Problems worthy of attack prove their worth by hitting back. —Piet Hein

Friday 20 June 2008

Hadoop Query Languages

If you want a high-level query language for drilling into your huge Hadoop dataset, then you've got some choice:
  • Pig, from Yahoo! and now incubating at Apache, has an imperative language called Pig Latin for performing operations on large data files.
  • Jaql, from IBM and soon to be open sourced, is a declarative query language for JSON data.
  • Hive, from Facebook and soon to become a Hadoop contrib module, is a data warehouse system with a declarative query language that is a hybrid of SQL and Hadoop streaming.
All three projects have different strengths, but there is plenty of scope for collaboration and cross-pollination, particularly in the query language. For example, at the Hadoop Summit in March, Joydeep Sen Sarma of Facebook said that they would be receptive to users who wanted to use Pig Latin or Jaql in Hive.

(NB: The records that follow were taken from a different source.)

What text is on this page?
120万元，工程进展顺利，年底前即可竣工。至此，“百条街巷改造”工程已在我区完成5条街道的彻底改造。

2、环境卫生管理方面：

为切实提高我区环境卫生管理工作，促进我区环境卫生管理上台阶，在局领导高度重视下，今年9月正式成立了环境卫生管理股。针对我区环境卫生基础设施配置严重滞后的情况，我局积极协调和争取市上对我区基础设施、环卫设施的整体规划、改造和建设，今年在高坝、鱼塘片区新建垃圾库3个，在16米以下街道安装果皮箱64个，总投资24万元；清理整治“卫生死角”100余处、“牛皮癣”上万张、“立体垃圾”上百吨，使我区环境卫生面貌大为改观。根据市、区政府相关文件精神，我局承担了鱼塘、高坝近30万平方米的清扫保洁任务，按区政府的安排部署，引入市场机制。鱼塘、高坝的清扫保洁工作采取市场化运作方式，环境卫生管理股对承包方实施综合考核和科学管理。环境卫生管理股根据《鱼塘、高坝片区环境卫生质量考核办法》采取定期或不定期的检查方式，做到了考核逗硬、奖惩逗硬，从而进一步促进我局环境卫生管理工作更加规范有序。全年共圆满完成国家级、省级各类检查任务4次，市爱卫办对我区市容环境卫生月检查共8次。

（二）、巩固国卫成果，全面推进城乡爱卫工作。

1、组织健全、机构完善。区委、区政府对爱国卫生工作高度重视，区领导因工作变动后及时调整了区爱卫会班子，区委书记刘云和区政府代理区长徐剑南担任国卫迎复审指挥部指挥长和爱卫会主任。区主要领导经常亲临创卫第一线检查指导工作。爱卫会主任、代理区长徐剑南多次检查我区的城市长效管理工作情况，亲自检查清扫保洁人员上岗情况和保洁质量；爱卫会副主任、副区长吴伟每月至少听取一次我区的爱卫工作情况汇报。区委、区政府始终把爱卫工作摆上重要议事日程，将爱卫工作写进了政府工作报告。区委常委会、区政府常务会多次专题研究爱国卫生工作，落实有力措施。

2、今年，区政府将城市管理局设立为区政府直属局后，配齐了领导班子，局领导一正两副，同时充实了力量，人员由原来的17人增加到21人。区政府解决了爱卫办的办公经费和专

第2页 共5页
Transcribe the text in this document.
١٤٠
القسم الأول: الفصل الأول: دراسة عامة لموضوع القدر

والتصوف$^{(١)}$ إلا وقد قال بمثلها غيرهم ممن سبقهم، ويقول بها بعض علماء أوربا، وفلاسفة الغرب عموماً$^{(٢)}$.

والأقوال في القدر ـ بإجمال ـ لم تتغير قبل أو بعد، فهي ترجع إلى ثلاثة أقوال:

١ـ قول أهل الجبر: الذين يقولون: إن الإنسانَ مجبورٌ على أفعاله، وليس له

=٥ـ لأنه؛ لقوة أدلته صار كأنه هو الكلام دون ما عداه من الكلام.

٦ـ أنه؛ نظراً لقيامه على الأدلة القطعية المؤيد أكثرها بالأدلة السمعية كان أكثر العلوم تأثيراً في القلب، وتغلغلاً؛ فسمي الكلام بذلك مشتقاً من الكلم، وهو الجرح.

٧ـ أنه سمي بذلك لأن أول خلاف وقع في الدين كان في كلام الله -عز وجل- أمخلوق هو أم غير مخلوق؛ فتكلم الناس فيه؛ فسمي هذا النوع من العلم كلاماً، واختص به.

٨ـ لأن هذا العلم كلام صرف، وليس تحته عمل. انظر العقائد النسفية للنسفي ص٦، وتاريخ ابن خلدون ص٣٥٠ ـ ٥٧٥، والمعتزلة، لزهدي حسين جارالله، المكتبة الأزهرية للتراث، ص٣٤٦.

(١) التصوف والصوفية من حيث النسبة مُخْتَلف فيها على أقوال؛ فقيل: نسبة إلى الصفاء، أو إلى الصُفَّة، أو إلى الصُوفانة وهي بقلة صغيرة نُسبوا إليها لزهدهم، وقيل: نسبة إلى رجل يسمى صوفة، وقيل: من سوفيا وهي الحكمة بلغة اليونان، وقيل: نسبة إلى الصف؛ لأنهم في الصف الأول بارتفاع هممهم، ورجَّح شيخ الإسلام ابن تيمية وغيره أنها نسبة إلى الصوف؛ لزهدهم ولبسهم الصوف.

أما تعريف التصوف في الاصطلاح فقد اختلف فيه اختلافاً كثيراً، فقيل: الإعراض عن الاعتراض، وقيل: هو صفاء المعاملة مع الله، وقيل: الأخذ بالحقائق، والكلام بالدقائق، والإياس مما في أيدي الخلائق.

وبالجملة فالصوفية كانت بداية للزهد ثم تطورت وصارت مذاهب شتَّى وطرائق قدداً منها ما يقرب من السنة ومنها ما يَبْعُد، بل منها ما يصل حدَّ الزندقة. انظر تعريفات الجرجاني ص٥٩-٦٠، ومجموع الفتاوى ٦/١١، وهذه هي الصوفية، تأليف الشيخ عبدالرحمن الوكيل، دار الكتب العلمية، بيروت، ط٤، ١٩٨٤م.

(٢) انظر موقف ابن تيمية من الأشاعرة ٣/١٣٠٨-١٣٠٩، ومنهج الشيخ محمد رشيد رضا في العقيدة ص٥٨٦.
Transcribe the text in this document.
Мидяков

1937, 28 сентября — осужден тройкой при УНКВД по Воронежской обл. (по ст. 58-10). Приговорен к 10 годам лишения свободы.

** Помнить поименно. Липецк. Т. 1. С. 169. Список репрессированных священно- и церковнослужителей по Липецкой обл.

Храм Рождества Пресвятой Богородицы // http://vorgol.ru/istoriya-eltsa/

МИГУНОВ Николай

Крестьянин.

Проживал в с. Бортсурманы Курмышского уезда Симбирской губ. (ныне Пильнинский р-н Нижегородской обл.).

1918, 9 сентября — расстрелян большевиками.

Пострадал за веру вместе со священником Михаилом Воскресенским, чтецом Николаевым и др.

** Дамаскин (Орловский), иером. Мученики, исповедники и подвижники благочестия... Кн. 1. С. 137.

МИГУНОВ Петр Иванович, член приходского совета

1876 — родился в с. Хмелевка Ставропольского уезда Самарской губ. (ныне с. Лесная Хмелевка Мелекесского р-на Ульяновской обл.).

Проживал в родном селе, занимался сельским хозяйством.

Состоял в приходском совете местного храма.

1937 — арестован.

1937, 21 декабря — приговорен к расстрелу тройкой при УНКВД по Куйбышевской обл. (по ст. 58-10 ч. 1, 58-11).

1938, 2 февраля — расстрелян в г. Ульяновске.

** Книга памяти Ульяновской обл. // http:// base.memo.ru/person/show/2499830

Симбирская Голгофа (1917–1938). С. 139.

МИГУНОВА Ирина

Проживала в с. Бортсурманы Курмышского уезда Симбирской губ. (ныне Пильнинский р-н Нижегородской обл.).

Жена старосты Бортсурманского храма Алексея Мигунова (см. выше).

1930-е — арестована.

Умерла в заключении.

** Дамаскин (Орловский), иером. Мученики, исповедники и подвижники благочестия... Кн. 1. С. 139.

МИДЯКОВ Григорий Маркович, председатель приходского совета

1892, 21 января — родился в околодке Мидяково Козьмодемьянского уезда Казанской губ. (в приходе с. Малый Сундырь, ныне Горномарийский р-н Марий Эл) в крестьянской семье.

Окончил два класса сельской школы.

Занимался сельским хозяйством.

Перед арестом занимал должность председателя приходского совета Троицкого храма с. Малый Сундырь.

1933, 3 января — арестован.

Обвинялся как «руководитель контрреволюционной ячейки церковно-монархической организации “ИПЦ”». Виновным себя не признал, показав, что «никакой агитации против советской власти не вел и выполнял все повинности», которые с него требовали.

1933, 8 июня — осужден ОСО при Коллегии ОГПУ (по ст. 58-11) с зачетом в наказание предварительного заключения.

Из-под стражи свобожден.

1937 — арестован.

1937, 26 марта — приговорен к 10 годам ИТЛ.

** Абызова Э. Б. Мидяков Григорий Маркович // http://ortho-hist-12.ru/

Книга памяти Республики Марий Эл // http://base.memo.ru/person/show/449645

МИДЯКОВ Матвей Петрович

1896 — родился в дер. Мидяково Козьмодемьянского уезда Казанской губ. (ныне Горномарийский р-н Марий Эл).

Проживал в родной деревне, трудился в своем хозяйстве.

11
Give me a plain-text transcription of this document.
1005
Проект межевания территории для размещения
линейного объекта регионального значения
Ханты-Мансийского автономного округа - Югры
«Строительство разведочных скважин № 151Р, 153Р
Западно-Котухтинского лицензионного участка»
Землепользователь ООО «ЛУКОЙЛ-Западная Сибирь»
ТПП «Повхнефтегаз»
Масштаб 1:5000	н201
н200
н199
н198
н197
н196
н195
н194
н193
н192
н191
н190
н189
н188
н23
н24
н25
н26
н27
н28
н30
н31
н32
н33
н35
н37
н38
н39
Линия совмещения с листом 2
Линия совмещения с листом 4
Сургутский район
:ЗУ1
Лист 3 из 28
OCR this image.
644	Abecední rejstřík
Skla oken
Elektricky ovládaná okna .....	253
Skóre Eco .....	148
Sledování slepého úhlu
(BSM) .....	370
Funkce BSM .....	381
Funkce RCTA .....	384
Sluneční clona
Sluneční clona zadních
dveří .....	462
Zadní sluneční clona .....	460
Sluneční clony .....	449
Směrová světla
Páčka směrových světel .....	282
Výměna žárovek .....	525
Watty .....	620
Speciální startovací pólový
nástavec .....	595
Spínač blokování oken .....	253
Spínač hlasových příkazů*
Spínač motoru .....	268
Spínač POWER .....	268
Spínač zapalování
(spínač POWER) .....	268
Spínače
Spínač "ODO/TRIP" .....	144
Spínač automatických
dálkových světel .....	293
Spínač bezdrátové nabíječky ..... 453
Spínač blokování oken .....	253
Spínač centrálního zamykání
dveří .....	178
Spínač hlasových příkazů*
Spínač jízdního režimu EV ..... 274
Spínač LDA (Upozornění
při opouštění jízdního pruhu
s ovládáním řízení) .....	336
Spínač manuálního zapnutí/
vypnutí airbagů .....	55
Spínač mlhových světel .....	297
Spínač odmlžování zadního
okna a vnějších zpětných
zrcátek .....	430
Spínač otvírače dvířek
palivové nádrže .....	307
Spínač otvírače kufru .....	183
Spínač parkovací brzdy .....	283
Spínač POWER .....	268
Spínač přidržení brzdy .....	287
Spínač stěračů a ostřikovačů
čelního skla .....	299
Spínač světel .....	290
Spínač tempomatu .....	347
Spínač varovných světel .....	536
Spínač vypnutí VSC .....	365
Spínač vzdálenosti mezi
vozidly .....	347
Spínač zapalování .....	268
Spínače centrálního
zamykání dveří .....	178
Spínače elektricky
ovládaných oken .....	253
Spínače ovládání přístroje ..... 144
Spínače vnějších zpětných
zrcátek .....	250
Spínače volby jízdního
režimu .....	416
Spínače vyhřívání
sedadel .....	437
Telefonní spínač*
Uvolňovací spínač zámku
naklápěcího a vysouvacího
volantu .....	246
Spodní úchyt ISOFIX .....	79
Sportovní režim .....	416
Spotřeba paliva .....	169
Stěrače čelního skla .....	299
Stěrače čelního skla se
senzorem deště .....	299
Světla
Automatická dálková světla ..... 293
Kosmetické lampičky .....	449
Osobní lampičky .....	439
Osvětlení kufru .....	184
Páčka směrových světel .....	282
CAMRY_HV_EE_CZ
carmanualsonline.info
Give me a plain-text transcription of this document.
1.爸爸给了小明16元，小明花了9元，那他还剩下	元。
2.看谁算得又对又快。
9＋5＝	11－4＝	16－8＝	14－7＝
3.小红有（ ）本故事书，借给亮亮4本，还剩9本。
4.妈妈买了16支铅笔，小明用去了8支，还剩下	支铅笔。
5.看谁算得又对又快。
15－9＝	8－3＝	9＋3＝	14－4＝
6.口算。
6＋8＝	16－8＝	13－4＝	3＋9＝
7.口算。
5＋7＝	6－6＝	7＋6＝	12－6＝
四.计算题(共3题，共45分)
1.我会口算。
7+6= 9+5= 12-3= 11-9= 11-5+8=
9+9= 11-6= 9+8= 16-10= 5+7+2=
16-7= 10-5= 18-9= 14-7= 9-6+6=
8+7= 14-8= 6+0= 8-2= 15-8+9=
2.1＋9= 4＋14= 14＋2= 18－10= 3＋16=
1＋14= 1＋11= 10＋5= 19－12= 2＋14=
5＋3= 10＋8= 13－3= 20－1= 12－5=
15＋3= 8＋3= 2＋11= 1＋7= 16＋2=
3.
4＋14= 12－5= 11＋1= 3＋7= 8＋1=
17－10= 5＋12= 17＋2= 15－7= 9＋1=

And Kevin Beyer of IBM Research said that Pig and Jaql are converging, and they've had discussions with the Pig team about how to bring them even closer together.

Meanwhile, to learn more I recommend Pig Latin: A Not-So-Foreign Language for Data Processing (by Chris Olston et al), and the slides and videos from the Hadoop Summit.

(And I haven't even included Cascading, from Chris K. Wensel, which, while not a query language per se, is an abstraction built on MapReduce for building data processing flows in Java or Groovy using a plumbing metaphor with constructs such as taps, pipes, and flows. Well worth a look too.)

Friday 13 June 2008

"The Next Big Thing"

James Hamilton on The Next Big Thing:
Storing blobs in the sky is fine but pretty reproducible by any competitor. Storing structured data as well as blobs is considerably more interesting but what has even more lasting business value is the storing data in the cloud AND providing a programming platform for multi-thousand node data analysis. Almost every reasonable business on the planet has a complex set of dimensions that need to be optimized.

I think we're only beginning to see interesting data processing being done in the cloud - there's much more to come.